Além disso, quando o Senhor afirma que quem pede recebe, quem busca encontra e a quem bate se abrirá, Ele revela algo profundo sobre o rosto de Deus. Deus não se esconde por prazer, nem se diverte com a nossa ansiedade. Ao contrário, Ele deseja relação. Ele quer que o procuremos, porque no ato de buscar nós amadurecemos. Enquanto pedimos, aprendemos a reconhecer nossa dependência.
Entretanto, muitos se perguntam por que nem todo pedido se realiza como imaginamos. Aqui precisamos purificar nossa compreensão. Jesus não promete satisfazer caprichos, mas garantir o que conduz à vida. Ele ensina que o Pai sabe dar coisas boas aos filhos. Portanto, quando algo não acontece como planejamos, Deus não nos abandona; Ele nos conduz por um caminho mais alto, ainda que exija paciência.

Oração e caridade
Em seguida, Cristo usa uma imagem simples e poderosa: qual pai entrega uma pedra ao filho que pede pão? Com essa comparação, Ele toca na nossa experiência humana mais concreta. Mesmo pais limitados procuram proteger os filhos; quanto mais o Pai do céu deseja o nosso bem verdadeiro. Dessa forma, a oração deixa de ser negociação e se torna confiança filial.
Ao mesmo tempo, o Senhor conclui com a chamada regra de ouro: tudo o que desejais que os outros vos façam, fazei-o também a eles. Assim, Jesus une oração e caridade numa única estrada. Não basta pedir ao Pai; é preciso agir como filho. Quem experimenta a bondade divina aprende a reproduzir essa bondade nas relações diárias.
Consequentemente, o Evangelho nos desafia a rever nossa prática cotidiana. Tenho buscado a Deus com perseverança ou só recorro a Ele na emergência?
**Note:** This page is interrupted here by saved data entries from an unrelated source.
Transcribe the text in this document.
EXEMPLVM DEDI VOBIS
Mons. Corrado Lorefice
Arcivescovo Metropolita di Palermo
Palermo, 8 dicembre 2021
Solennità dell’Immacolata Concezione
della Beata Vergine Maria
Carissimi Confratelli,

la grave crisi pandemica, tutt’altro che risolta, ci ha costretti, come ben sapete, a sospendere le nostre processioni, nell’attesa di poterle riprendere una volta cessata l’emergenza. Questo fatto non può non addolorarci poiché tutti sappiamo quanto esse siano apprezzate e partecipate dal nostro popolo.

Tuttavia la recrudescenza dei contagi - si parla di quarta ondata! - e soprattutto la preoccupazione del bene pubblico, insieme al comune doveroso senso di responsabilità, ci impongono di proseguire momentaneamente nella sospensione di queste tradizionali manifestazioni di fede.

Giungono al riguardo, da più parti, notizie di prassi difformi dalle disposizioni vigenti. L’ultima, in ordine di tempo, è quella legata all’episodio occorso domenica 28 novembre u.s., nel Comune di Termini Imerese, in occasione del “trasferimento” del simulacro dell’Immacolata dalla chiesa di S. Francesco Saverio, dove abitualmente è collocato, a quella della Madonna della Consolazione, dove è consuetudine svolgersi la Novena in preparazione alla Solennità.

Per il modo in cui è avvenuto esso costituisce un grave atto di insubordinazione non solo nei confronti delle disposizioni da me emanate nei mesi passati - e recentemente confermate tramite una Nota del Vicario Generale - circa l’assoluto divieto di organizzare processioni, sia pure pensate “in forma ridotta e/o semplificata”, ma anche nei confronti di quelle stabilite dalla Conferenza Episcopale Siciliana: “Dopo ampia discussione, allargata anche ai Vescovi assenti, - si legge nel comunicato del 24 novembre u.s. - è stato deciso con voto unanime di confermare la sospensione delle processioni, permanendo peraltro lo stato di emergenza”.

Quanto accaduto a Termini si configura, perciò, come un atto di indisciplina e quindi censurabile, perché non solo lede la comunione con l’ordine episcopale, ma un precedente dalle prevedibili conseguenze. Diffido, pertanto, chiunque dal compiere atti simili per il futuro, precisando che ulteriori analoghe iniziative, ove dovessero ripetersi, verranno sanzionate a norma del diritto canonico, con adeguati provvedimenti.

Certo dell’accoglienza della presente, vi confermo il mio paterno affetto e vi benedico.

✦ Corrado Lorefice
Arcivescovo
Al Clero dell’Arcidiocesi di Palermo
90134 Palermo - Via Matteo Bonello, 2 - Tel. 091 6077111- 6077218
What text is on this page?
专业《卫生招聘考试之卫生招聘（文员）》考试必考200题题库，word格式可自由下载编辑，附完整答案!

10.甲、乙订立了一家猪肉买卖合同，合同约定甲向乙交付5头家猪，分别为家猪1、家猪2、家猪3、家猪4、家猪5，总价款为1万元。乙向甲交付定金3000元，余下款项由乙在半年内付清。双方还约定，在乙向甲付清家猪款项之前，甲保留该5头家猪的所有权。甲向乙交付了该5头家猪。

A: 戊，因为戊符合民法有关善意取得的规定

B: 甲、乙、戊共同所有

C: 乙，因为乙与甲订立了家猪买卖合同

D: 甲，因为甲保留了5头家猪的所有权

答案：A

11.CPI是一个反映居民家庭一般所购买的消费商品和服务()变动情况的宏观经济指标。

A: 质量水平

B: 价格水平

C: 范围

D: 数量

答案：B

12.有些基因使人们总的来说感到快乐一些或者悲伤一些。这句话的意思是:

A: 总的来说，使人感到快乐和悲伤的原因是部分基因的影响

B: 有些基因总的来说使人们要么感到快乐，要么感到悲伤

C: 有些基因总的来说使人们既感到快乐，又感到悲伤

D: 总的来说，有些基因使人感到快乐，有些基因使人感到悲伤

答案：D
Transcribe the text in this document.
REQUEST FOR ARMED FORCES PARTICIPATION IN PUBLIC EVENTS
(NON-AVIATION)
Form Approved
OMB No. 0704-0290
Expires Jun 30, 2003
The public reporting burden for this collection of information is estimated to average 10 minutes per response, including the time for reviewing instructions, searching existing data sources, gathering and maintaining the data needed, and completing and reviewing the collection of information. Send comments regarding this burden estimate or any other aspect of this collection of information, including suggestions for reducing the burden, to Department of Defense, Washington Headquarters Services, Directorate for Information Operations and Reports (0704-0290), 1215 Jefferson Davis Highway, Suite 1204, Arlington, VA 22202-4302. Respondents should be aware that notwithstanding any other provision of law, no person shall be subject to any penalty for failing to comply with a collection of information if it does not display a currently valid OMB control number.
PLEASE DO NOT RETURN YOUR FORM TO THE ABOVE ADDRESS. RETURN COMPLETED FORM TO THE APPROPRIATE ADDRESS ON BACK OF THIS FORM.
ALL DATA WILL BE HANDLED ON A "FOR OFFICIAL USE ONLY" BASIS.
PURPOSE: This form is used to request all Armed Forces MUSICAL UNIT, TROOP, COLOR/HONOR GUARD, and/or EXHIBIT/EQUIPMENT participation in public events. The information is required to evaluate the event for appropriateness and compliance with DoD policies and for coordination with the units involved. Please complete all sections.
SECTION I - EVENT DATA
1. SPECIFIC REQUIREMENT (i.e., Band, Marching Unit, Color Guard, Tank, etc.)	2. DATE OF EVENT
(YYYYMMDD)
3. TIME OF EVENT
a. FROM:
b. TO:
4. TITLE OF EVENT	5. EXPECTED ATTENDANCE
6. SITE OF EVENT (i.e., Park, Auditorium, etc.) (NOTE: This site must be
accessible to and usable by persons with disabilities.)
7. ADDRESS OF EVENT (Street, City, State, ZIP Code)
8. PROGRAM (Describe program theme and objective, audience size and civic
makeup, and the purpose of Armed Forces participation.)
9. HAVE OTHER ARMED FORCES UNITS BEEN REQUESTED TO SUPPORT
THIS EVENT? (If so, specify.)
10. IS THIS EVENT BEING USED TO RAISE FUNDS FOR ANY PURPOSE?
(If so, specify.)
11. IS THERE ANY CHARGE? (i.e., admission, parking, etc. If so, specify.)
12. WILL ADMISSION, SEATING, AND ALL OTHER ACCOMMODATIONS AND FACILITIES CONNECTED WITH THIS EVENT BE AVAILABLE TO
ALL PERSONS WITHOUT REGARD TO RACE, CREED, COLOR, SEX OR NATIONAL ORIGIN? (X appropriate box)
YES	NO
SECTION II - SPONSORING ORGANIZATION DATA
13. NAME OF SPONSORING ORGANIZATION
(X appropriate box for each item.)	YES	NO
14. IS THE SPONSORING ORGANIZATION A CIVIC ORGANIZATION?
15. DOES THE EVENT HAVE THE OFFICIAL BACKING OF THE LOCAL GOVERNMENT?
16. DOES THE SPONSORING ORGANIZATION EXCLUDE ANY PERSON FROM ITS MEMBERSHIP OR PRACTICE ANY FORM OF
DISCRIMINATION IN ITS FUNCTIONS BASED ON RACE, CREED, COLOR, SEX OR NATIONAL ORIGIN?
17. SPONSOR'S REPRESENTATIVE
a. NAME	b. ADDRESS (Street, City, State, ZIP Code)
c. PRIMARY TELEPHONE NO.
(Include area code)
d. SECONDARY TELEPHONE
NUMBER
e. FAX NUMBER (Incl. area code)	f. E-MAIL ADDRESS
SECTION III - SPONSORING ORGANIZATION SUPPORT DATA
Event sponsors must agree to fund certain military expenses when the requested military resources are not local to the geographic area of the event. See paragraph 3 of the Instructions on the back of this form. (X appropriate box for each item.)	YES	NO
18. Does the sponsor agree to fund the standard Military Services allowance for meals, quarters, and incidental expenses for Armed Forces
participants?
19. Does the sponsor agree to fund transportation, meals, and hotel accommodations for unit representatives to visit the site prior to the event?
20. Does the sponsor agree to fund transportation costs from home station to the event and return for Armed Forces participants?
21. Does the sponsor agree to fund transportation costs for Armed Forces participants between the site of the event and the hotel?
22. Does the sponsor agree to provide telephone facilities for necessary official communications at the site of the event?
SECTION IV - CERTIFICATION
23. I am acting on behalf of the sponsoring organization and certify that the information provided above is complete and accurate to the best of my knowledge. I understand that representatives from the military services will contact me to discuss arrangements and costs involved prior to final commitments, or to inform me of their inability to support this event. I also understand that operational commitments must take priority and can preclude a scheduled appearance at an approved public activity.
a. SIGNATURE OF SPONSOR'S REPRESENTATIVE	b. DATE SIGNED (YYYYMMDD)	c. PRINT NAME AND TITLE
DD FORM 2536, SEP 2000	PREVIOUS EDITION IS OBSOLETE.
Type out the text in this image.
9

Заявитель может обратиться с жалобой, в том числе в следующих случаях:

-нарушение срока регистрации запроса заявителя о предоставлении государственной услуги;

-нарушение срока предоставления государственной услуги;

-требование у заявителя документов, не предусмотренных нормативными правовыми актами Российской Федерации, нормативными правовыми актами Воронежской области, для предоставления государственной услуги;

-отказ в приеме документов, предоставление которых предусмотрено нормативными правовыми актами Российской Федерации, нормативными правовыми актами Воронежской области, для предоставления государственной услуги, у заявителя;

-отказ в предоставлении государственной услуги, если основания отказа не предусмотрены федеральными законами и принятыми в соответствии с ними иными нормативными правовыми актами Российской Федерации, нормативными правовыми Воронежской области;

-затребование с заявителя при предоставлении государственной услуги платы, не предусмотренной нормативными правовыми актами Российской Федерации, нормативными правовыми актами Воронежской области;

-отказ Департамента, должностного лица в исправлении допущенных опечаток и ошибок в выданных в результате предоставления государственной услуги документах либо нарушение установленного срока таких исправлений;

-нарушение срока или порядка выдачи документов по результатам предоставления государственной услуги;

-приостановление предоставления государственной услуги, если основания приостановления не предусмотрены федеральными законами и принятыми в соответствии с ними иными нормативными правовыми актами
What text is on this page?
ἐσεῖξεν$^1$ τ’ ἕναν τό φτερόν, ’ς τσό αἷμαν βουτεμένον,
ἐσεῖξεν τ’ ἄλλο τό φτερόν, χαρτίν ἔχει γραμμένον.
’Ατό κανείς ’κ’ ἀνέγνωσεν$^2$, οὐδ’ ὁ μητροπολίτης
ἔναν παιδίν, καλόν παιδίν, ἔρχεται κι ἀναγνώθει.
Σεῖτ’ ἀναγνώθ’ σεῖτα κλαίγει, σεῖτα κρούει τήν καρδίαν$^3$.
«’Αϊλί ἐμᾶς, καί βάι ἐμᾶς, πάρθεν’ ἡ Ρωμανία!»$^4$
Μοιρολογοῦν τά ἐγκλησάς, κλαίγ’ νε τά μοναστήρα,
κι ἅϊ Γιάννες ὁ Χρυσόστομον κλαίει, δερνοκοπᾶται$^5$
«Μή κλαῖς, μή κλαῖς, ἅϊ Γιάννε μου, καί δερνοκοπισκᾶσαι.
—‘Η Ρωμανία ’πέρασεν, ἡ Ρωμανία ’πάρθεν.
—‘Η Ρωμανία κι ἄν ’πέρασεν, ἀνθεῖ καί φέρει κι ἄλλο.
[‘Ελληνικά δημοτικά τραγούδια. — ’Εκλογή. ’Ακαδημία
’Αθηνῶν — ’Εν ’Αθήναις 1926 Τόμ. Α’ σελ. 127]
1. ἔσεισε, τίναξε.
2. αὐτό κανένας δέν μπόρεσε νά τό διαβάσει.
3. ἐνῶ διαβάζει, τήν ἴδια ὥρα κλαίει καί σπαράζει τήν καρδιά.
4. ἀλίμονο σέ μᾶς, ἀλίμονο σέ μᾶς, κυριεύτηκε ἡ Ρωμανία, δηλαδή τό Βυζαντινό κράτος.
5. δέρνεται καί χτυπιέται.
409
Tenho batido à porta com fé ou abandono o caminho diante da primeira dificuldade? E, além disso, trato os outros com a mesma misericórdia que desejo receber?
Por fim, Cristo nos chama a uma maturidade espiritual que integra confiança e responsabilidade. Quem pede com fé também age com amor. Aquele que busca a Deus aprende a enxergar o próximo. E quem bate à porta do céu abre a própria porta para os irmãos. Portanto, rezemos com insistência, vivamos com coerência e caminhemos com esperança, porque o Pai escuta, acompanha e conduz cada passo daqueles que confiam n’Ele.